Taranis crop intelligence removes the guesswork of what’s happening on every plant on every acre of a field. Traditional scouting as the sole means of crop monitoring through the growing season, by foot or four-wheeler, isn’t just inefficient, it’s costly. Retail agronomists are tasked with covering thousands of acres every growing season, often spread out across multiple counties. Before Taranis, prioritizing fields relied on spot-checking fields – visual observation and recollection of those observations for notes that will serve as the season’s guide for management. The problem: Human scouts can miss subtle signs of distress or variability in crop conditions, and manual data recording is prone to errors and inconsistencies, which can affect the reliability of the scouting reports.

“When you’re covering a lot of acres over the growing season, it’s easy to miss things. It doesn’t have anything to do with work ethic, in fact, daylight to dark hours are the norm for agronomists in-season,” Bradke says. “It isn’t practical to look at every acre with the traditional scouting model, in fact, it isn’t possible. Taranis records–in leaf-level detail–every acre…even the insects that are chewing on a leaf…Taranis doesn’t overlook anything.” 

“The agriculture industry will always need agronomists. Taranis allows agronomists to be agronomists rather than road warriors – drive to the field, walk to the location with an issue and put together an action plan.” 

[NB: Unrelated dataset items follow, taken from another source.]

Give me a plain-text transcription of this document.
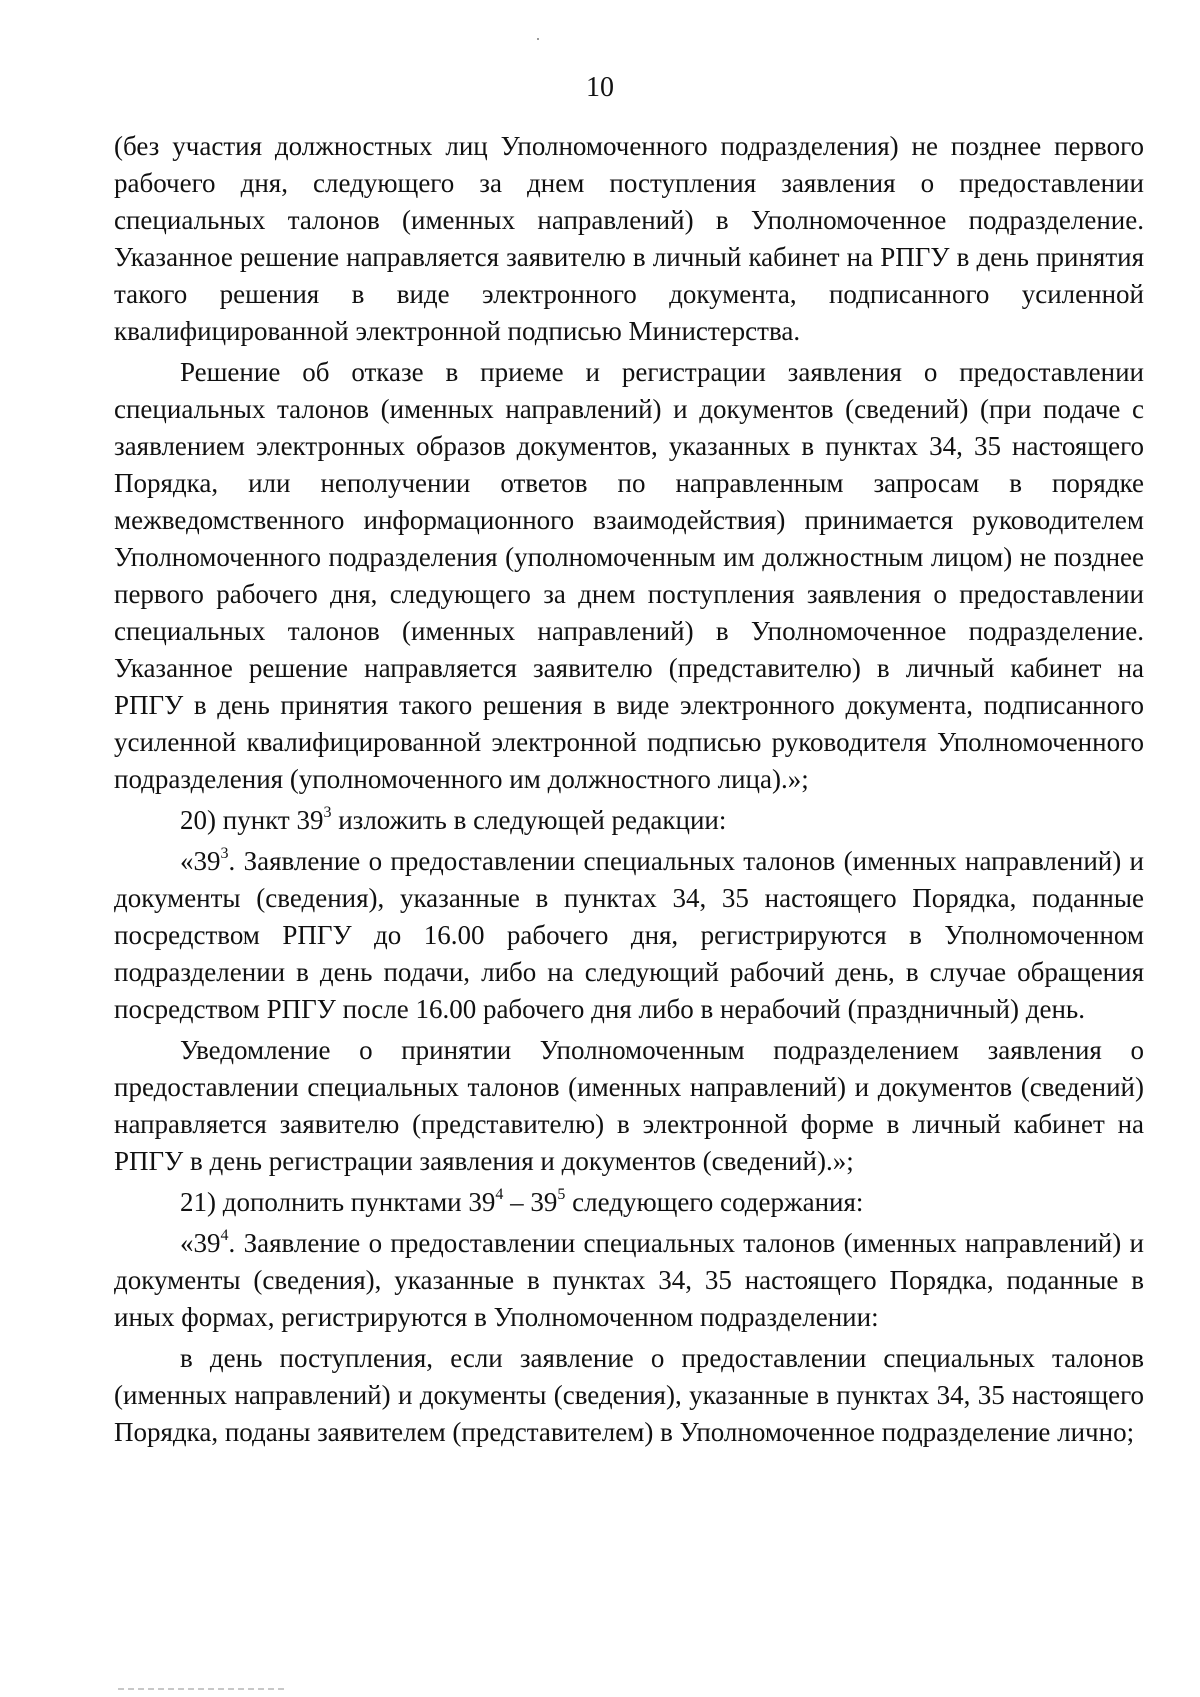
10

(без участия должностных лиц Уполномоченного подразделения) не позднее первого рабочего дня, следующего за днем поступления заявления о предоставлении специальных талонов (именных направлений) в Уполномоченное подразделение. Указанное решение направляется заявителю в личный кабинет на РПГУ в день принятия такого решения в виде электронного документа, подписанного усиленной квалифицированной электронной подписью Министерства.

Решение об отказе в приеме и регистрации заявления о предоставлении специальных талонов (именных направлений) и документов (сведений) (при подаче с заявлением электронных образов документов, указанных в пунктах 34, 35 настоящего Порядка, или неполучении ответов по направленным запросам в порядке межведомственного информационного взаимодействия) принимается руководителем Уполномоченного подразделения (уполномоченным им должностным лицом) не позднее первого рабочего дня, следующего за днем поступления заявления о предоставлении специальных талонов (именных направлений) в Уполномоченное подразделение. Указанное решение направляется заявителю (представителю) в личный кабинет на РПГУ в день принятия такого решения в виде электронного документа, подписанного усиленной квалифицированной электронной подписью руководителя Уполномоченного подразделения (уполномоченного им должностного лица).»;

20) пункт $39^3$ изложить в следующей редакции:

«$39^3$. Заявление о предоставлении специальных талонов (именных направлений) и документы (сведения), указанные в пунктах 34, 35 настоящего Порядка, поданные посредством РПГУ до 16.00 рабочего дня, регистрируются в Уполномоченном подразделении в день подачи, либо на следующий рабочий день, в случае обращения посредством РПГУ после 16.00 рабочего дня либо в нерабочий (праздничный) день.

Уведомление о принятии Уполномоченным подразделением заявления о предоставлении специальных талонов (именных направлений) и документов (сведений) направляется заявителю (представителю) в электронной форме в личный кабинет на РПГУ в день регистрации заявления и документов (сведений).»;

21) дополнить пунктами $39^4 - 39^5$ следующего содержания:

«$39^4$. Заявление о предоставлении специальных талонов (именных направлений) и документы (сведения), указанные в пунктах 34, 35 настоящего Порядка, поданные в иных формах, регистрируются в Уполномоченном подразделении:

в день поступления, если заявление о предоставлении специальных талонов (именных направлений) и документы (сведения), указанные в пунктах 34, 35 настоящего Порядка, поданы заявителем (представителем) в Уполномоченное подразделение лично;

Using drones and high-resolution cameras as the vehicle for data capture, Taranis digitally captures, records and uses artificial intelligence to analyze every detail of every acre.  


Data vs. information

insect chewing leafWith more than 500 million data points collected, and growing with every field flight, the proprietary artificial intelligence machine Taranis has built analyzes data at lightning speed. The output of that analysis is actionable information, the hallmark of crop intelligence. For the past two decades, data has been the buzzword in the industry, propelling the adoption and use of technology in agriculture. Today, the industry understands that data is only as good as the actionable intelligence it can produce. 

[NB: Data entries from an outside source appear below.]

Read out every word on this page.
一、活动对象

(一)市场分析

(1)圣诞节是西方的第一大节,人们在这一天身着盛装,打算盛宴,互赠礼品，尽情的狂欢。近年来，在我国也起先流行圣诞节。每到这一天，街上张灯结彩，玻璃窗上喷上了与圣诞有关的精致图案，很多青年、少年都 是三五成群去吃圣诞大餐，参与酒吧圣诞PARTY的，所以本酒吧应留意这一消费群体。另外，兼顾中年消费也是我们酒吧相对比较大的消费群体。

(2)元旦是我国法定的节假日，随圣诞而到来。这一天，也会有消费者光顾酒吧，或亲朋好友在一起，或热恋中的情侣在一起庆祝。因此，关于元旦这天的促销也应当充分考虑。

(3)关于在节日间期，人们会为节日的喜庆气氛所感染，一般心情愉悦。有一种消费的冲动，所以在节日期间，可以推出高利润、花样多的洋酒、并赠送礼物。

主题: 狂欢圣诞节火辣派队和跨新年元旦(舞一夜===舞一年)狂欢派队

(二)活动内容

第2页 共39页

“Taranis’ data-driven crop intelligence can produce a field report on the dashboard that has analyzed hundreds of thousands of chew patterns on leaves throughout a field, identified the insect(s) causing them and rank areas by severity,” says Bradke, “An agronomist can walk directly to the area indicated, verify the infestation and work with the farmer to create an action plan before the infestation spreads. That’s data in action.”  

Crop Intelligence can’t replace a customer relationship, but it can strengthen it.  

Agriculture is built on relationships, and while crop intelligence can’t replace a customer relationship, it can strengthen it. Bradke says that the relationships Taranis helps to strengthen is a win-win for the industry.

“There’s no substitute for providing a farmer the information he or she needs for decision-making. And when you can do it in a timeframe that saves money and or yield, sometimes both – that’s how loyalty is built and customer loyalty backed by performance is what sets retailers apart,” he says.  

For a retail agronomist, the hit or miss logistics of spotting issues within a selected area can be tricky to build a conversation from. The Taranis dashboard removes the silence. Both an agronomist and farmer can pull up the same report, view the same issues and have a conversation around the best path forward to fit the operation’s goals. 

“I’ve been invested in Taranis since it was introduced to me while I was working as a sales agronomist,” says Bradke. “It’s a game changer for an ag retailer, and it’s a life changer for an agronomist.”